アルキル基の具体例としては、メチル基、エチル基、n-プロピル基、iso-プロピル基、n-ブチル基、tert-ブチル基、n-ペンチル基、ヘキシル基、ヘプチル基、オクチル基、ノニル基、デシル基等が挙げられる。中でも、好ましくはメチル基、エチル基、n-プロピル基、n-ブチル基、tert-ブチル基、n-ペンチル基、ヘキシル基、さらに好ましくは、メチル基、エチル基、n-プロピル基、n-ブチル基、tert-ブチル基、n-ペンチル基、特に好ましくはメチル基、エチル基、n-ブチル基、tert-ブチル基が挙げられる。
アルケニル基の具体例としては、ビニル基、アリル基、メタリル基、2-ブテニル基、3-メチル2-ブテニル基、3-ブテニル基、4-ペンテニル基等が挙げられる。中でも好ましくは、ビニル基、アリル基、メタリル基、2-ブテニル基、さらに好ましくは、ビニル基、アリル基、メタリル基、特に好ましくは、ビニル基、アリル基が挙げられる。
アルキニル基の具体例としては、エチニル基、2-プロピニル基、2-ブチニル基、3-ブチニル基、4-ペンチニル基、5-ヘキシニル基等が挙げられる。中でも好ましくは、エチニル基、2-プロピニル基、2-ブチニル基、3-ブチニル基、さらに好ましくは、2-プロピニル基、3-ブチニル基、特に好ましくは、2-プロピニル基が挙げられる。
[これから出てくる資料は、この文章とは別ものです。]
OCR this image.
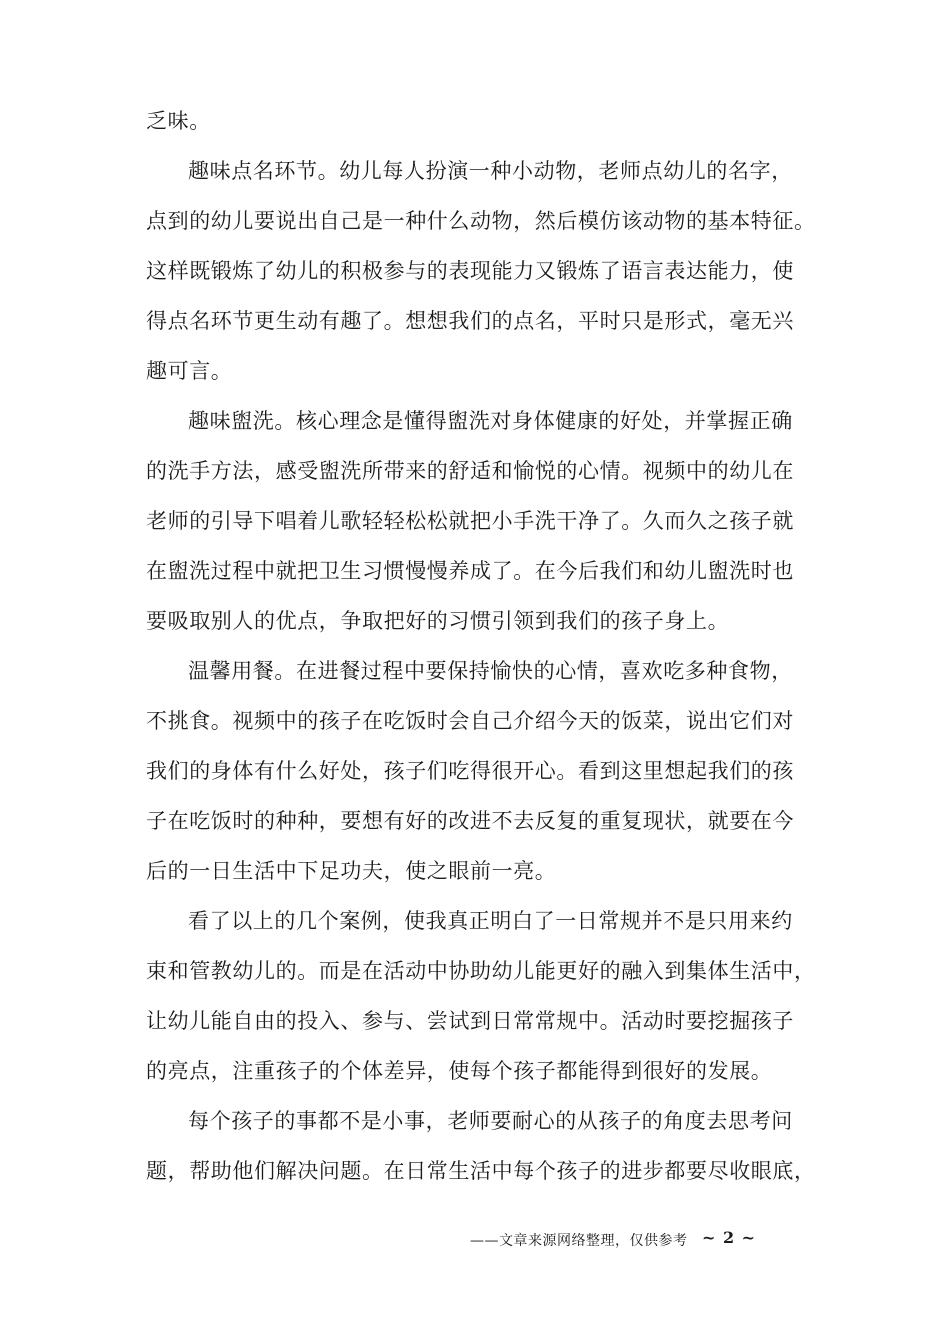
乏味。
趣味点名环节。幼儿每人扮演一种小动物，老师点幼儿的名字，
点到的幼儿要说出自己是一种什么动物，然后模仿该动物的基本特征。
这样既锻炼了幼儿的积极参与的表现能力又锻炼了语言表达能力，使
得点名环节更生动有趣了。想想我们的点名，平时只是形式，毫无兴
趣可言。
趣味盥洗。核心理念是懂得盥洗对身体健康的好处，并掌握正确
的洗手方法，感受盥洗所带来的舒适和愉悦的心情。视频中的幼儿在
老师的引导下唱着儿歌轻轻松松就把小手洗干净了。久而久之孩子就
在盥洗过程中就把卫生习惯慢慢养成了。在今后我们和幼儿盥洗时也
要吸取别人的优点，争取把好的习惯引领到我们的孩子身上。
温馨用餐。在进餐过程中要保持愉快的心情，喜欢吃多种食物，
不挑食。视频中的孩子在吃饭时会自己介绍今天的饭菜，说出它们对
我们的身体有什么好处，孩子们吃得很开心。看到这里想起我们的孩
子在吃饭时的种种，要想有好的改进不去反复的重复现状，就要在今
后的一日生活中下足功夫，使之眼前一亮。
看了以上的几个案例，使我真正明白了一日常规并不是只用来约
束和管教幼儿的。而是在活动中协助幼儿能更好的融入到集体生活中，
让幼儿能自由的投入、参与、尝试到日常常规中。活动时要挖掘孩子
的亮点，注重孩子的个体差异，使每个孩子都能得到很好的发展。
每个孩子的事都不是小事，老师要耐心的从孩子的角度去思考问
题，帮助他们解决问题。在日常生活中每个孩子的进步都要尽收眼底，
——文章来源网络整理，仅供参考 ~ 2 ~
アリール基の具体例としては、フェニル基、トリル基、ベンジル基、フェネチル基等が挙げられる。中でも、フェニル基が好ましい。
【0021】
Raは、置換基を有する炭素数1~12の炭化水素基であってよく、置換基を有しない炭素数1~12の炭化水素基であってもよい。
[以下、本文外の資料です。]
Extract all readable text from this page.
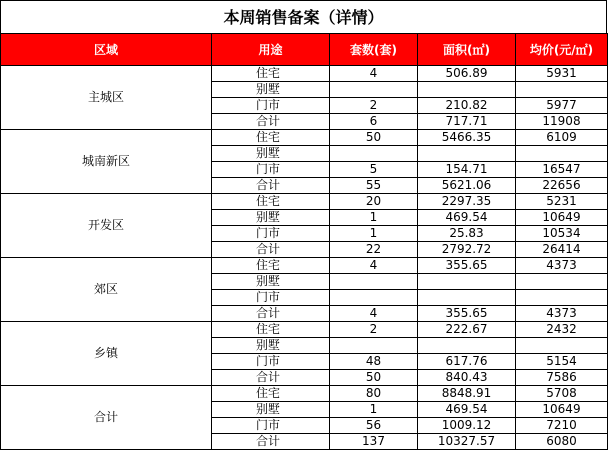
本周销售备案（详情）
区域	用途	套数(套)	面积(㎡)	均价(元/㎡)
主城区	住宅	4	506.89	5931
	别墅			
	门市	2	210.82	5977
	合计	6	717.71	11908
城南新区	住宅	50	5466.35	6109
	别墅			
	门市	5	154.71	16547
	合计	55	5621.06	22656
开发区	住宅	20	2297.35	5231
	别墅	1	469.54	10649
	门市	1	25.83	10534
	合计	22	2792.72	26414
郊区	住宅	4	355.65	4373
	别墅			
	门市			
	合计	4	355.65	4373
乡镇	住宅	2	222.67	2432
	别墅			
	门市	48	617.76	5154
	合计	50	840.43	7586
合计	住宅	80	8848.91	5708
	别墅	1	469.54	10649
	门市	56	1009.12	7210
	合计	137	10327.57	6080
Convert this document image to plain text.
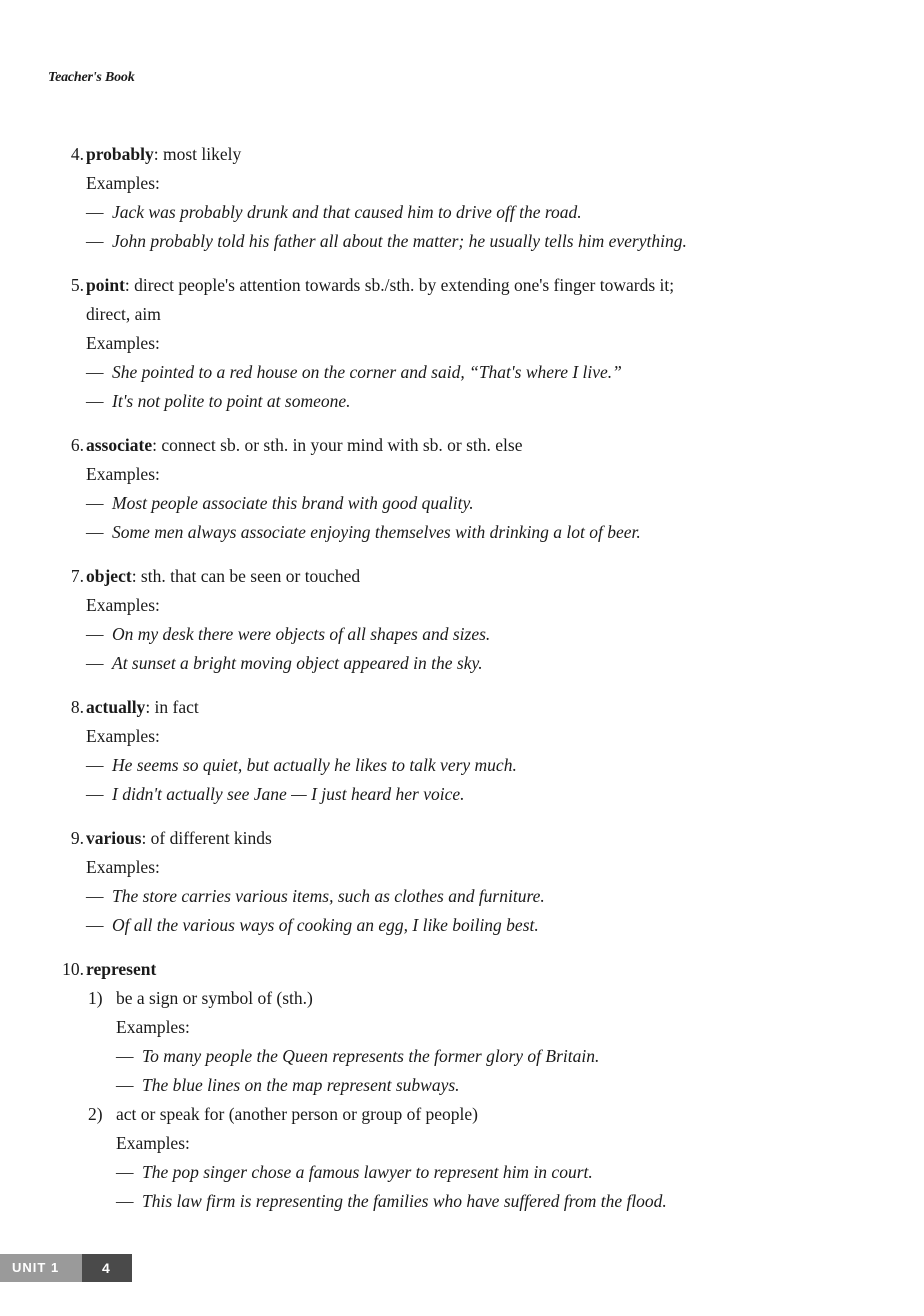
Teacher's Book
4. probably: most likely
Examples:
— Jack was probably drunk and that caused him to drive off the road.
— John probably told his father all about the matter; he usually tells him everything.
5. point: direct people's attention towards sb./sth. by extending one's finger towards it;
direct, aim
Examples:
— She pointed to a red house on the corner and said, “That's where I live.”
— It's not polite to point at someone.
6. associate: connect sb. or sth. in your mind with sb. or sth. else
Examples:
— Most people associate this brand with good quality.
— Some men always associate enjoying themselves with drinking a lot of beer.
7. object: sth. that can be seen or touched
Examples:
— On my desk there were objects of all shapes and sizes.
— At sunset a bright moving object appeared in the sky.
8. actually: in fact
Examples:
— He seems so quiet, but actually he likes to talk very much.
— I didn't actually see Jane — I just heard her voice.
9. various: of different kinds
Examples:
— The store carries various items, such as clothes and furniture.
— Of all the various ways of cooking an egg, I like boiling best.
10. represent
1) be a sign or symbol of (sth.)
Examples:
— To many people the Queen represents the former glory of Britain.
— The blue lines on the map represent subways.
2) act or speak for (another person or group of people)
Examples:
— The pop singer chose a famous lawyer to represent him in court.
— This law firm is representing the families who have suffered from the flood.
UNIT 1	4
ここで、Raに係る置換基としては、シアノ基、イソシアナト基、アシル基(-(C=O)-Rs)、アシルオキシ基(-O(C=O)-Rs)、アルコキシカルボニル基(-(C=O)O-Rs)、スルホニル基(-SO2-Rs)、スルホニルオキシ基(-O(SO2)-Rs)、アルコキシスルホニル基(-(SO2)-O-Rs)、アルコキシスルホニルオキシ基(-O-(SO2)-O-Rs)、アルコキシカルボニルオキシ基(-O-(C=O)-O-Rs)、エーテル基(-O-Rs)、アクリル基、メタクリル基、フッ素原子、塩素原子、臭素原子等のハロゲン原子(好ましくは、フッ素原子)、トリフルオロメチル基等が挙げられる。なお、Rsは、炭素数1~10のアルキル基、炭素数1~10のアルキレン基、炭素数1~10のアルコキシ基、炭素数2~10のアルケニル基、又は炭素数2~10のアルキニル基を示す。Rsがアルキレン基の場合は置換している炭化水素基の一部と結合し環を形成していてもよい。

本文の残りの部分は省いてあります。